Info zu in the fields

Fünf Jahre nach ihrem letzten Album meldet sich das Vision String Quartet mit einem Paukenschlag zurück: „In the Fields“, das am 30. Januar 2026 beim renommierten Label ACT erscheint, ist ein Manifest für die Vielseitigkeit des Streichquartetts und ein Statement für musikalische Neugier. Die Berliner Formation, bestehend aus Florian Willeitner (Violine), Daniel Stoll (Violine), Sander Stuart (Viola) und Leonard Disselhorst (Cello), hat sich in den letzten Jahren als „string quartet of the future“ (The Sydney Morning Herald) etabliert und ist bekannt für ihre Grenzgänge zwischen Klassik, Folk, Jazz und eigenen Kompositionen. Für ACT ist die Veröffentlichung eine weitere Öffnung über Welt des Jazz hinaus. ACT-CEO Andreas Brandis zur Zusammenarbeit: „Meine Verbindung zum Vision String Quartet reicht viele Jahre zurück – sie begann mit den Concerto.21-Meisterklassen, die ich leite, und setzte sich in einer engen Zusammenarbeit mit ihrem Geiger Florian Willeitner fort. In Zukunft wird ACT sich noch stärker für Verbindungen zwischen klassischer Musik, zeitgenössischer Musik und Improvisation öffnen – und das Vision String Quartet ist ein brillanter Vertreter dieses Ansatzes.“

Das neue Album ist eine von Anfang bis Ende choreografierte Klangreise, deren dramaturgischer Bogen sich an Béla Bartóks fünfsätzigem 4. Streichquartett orientiert. Bartók, der seine Inspiration „in the fields“, in den Volksmusiken Europas fand, ist für das Quartett Leitfigur und Ausgangspunkt. „Von seiner Faszination für das bekannte Unbekannte haben wir uns anstecken lassen“, schreiben die Musiker und laden die Hörer ein, mit ihnen in die Tiefe der Musik einzutauchen.
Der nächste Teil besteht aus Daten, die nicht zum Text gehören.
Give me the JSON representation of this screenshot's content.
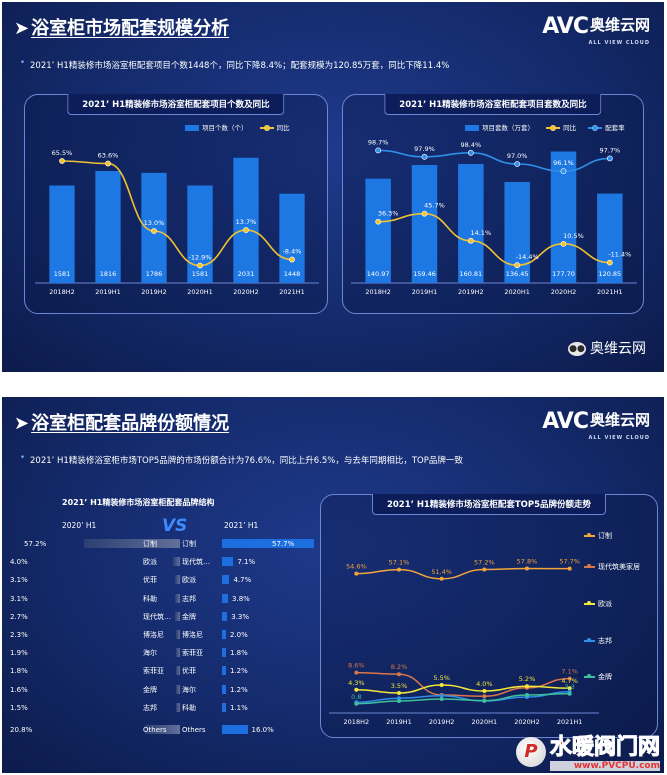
{
  "brand": {
    "logo": "AVC",
    "logo_cn": "奥维云网",
    "logo_en": "ALL VIEW CLOUD"
  },
  "colors": {
    "bar": "#1e78e4",
    "line_yoy": "#f2c12e",
    "line_rate": "#2f8fe8"
  },
  "slide1": {
    "title": "浴室柜市场配套规模分析",
    "summary": "2021’ H1精装修市场浴室柜配套项目个数1448个，同比下降8.4%；配套规模为120.85万套，同比下降11.4%",
    "wechat": "奥维云网"
  },
  "slide2": {
    "title": "浴室柜配套品牌份额情况",
    "summary": "2021’ H1精装修浴室柜市场TOP5品牌的市场份额合计为76.6%，同比上升6.5%，与去年同期相比，TOP品牌一致",
    "left_panel_title": "2021’ H1精装修市场浴室柜配套品牌结构",
    "vs": "VS",
    "year_left": "2020’ H1",
    "year_right": "2021’ H1",
    "watermark_cn": "水暖阀门网",
    "watermark_en": "www.PVCPU.com",
    "watermark_logo": "P"
  },
  "chart_data": [
    {
      "type": "bar",
      "title": "2021’ H1精装修市场浴室柜配套项目个数及同比",
      "categories": [
        "2018H2",
        "2019H1",
        "2019H2",
        "2020H1",
        "2020H2",
        "2021H1"
      ],
      "series": [
        {
          "name": "项目个数（个）",
          "type": "bar",
          "values": [
            1581,
            1816,
            1786,
            1581,
            2031,
            1448
          ],
          "labels": [
            "1581",
            "1816",
            "1786",
            "1581",
            "2031",
            "1448"
          ]
        },
        {
          "name": "同比",
          "type": "line",
          "values": [
            65.5,
            63.6,
            13.0,
            -12.9,
            13.7,
            -8.4
          ],
          "labels": [
            "65.5%",
            "63.6%",
            "13.0%",
            "-12.9%",
            "13.7%",
            "-8.4%"
          ]
        }
      ]
    },
    {
      "type": "bar",
      "title": "2021’ H1精装修市场浴室柜配套项目套数及同比",
      "categories": [
        "2018H2",
        "2019H1",
        "2019H2",
        "2020H1",
        "2020H2",
        "2021H1"
      ],
      "series": [
        {
          "name": "项目套数（万套）",
          "type": "bar",
          "values": [
            140.97,
            159.46,
            160.81,
            136.45,
            177.7,
            120.85
          ],
          "labels": [
            "140.97",
            "159.46",
            "160.81",
            "136.45",
            "177.70",
            "120.85"
          ]
        },
        {
          "name": "同比",
          "type": "line",
          "values": [
            36.3,
            45.7,
            14.1,
            -14.4,
            10.5,
            -11.4
          ],
          "labels": [
            "36.3%",
            "45.7%",
            "14.1%",
            "-14.4%",
            "10.5%",
            "-11.4%"
          ]
        },
        {
          "name": "配套率",
          "type": "line",
          "values": [
            98.7,
            97.9,
            98.4,
            97.0,
            96.1,
            97.7
          ],
          "labels": [
            "98.7%",
            "97.9%",
            "98.4%",
            "97.0%",
            "96.1%",
            "97.7%"
          ]
        }
      ]
    },
    {
      "type": "bar",
      "title": "2021’ H1精装修市场浴室柜配套品牌结构",
      "series": [
        {
          "name": "2020’ H1",
          "brands": [
            "订制",
            "欧派",
            "优菲",
            "科勒",
            "现代筑…",
            "博洛尼",
            "海尔",
            "索菲亚",
            "金牌",
            "志邦",
            "Others"
          ],
          "values": [
            57.2,
            4.0,
            3.1,
            3.1,
            2.7,
            2.3,
            1.9,
            1.8,
            1.6,
            1.5,
            20.8
          ],
          "labels": [
            "57.2%",
            "4.0%",
            "3.1%",
            "3.1%",
            "2.7%",
            "2.3%",
            "1.9%",
            "1.8%",
            "1.6%",
            "1.5%",
            "20.8%"
          ]
        },
        {
          "name": "2021’ H1",
          "brands": [
            "订制",
            "现代筑…",
            "欧派",
            "志邦",
            "金牌",
            "博洛尼",
            "索菲亚",
            "优菲",
            "海尔",
            "科勒",
            "Others"
          ],
          "values": [
            57.7,
            7.1,
            4.7,
            3.8,
            3.3,
            2.0,
            1.8,
            1.2,
            1.2,
            1.1,
            16.0
          ],
          "labels": [
            "57.7%",
            "7.1%",
            "4.7%",
            "3.8%",
            "3.3%",
            "2.0%",
            "1.8%",
            "1.2%",
            "1.2%",
            "1.1%",
            "16.0%"
          ]
        }
      ]
    },
    {
      "type": "line",
      "title": "2021’ H1精装修市场浴室柜配套TOP5品牌份额走势",
      "categories": [
        "2018H2",
        "2019H1",
        "2019H2",
        "2020H1",
        "2020H2",
        "2021H1"
      ],
      "series": [
        {
          "name": "订制",
          "color": "#f2a53a",
          "values": [
            54.6,
            57.1,
            51.4,
            57.2,
            57.8,
            57.7
          ],
          "labels": [
            "54.6%",
            "57.1%",
            "51.4%",
            "57.2%",
            "57.8%",
            "57.7%"
          ]
        },
        {
          "name": "现代筑美家居",
          "color": "#d9764a",
          "values": [
            8.6,
            8.2,
            3.0,
            2.7,
            4.8,
            7.1
          ],
          "labels": [
            "8.6%",
            "8.2%",
            "",
            "",
            "",
            "7.1%"
          ]
        },
        {
          "name": "欧派",
          "color": "#f5e63a",
          "values": [
            4.3,
            3.5,
            5.5,
            4.0,
            5.2,
            4.7
          ],
          "labels": [
            "4.3%",
            "3.5%",
            "5.5%",
            "4.0%",
            "5.2%",
            "4.7%"
          ]
        },
        {
          "name": "志邦",
          "color": "#2f8fe8",
          "values": [
            1.2,
            2.2,
            2.8,
            1.5,
            2.5,
            3.8
          ],
          "labels": [
            "",
            "",
            "",
            "",
            "",
            ""
          ]
        },
        {
          "name": "金牌",
          "color": "#3fbf9a",
          "values": [
            0.8,
            1.5,
            2.0,
            1.6,
            3.0,
            3.3
          ],
          "labels": [
            "0.8",
            "",
            "",
            "",
            "",
            "3.3"
          ]
        }
      ]
    }
  ]
}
Schon der erste Track, „Kopanitsa“, eine bulgarische Volksmusik im 11/8-Takt, zeigt die Erdigkeit und das rhythmische Feuer, das das Album durchzieht. Das Quartett bezeichnet diesen Einstieg in die neue Aufnahme im Booklet auch als „ersten Satz unseres Werks“. Florian Willeitner hat das Stück einem Dudelsackspieler auf den Straßen Sofias abgelauscht – Authentizität und Spielfreude sind hier Programm. Es folgt Ravels zweiter Satz aus dem Streichquartett in F-Dur, ein Evergreen des Quartettrepertoires, dem Willeitner und Pianist Joel Lyssarides in „Ravel Reloaded“ eine postimpressionistische Klangwelt hinzufügen.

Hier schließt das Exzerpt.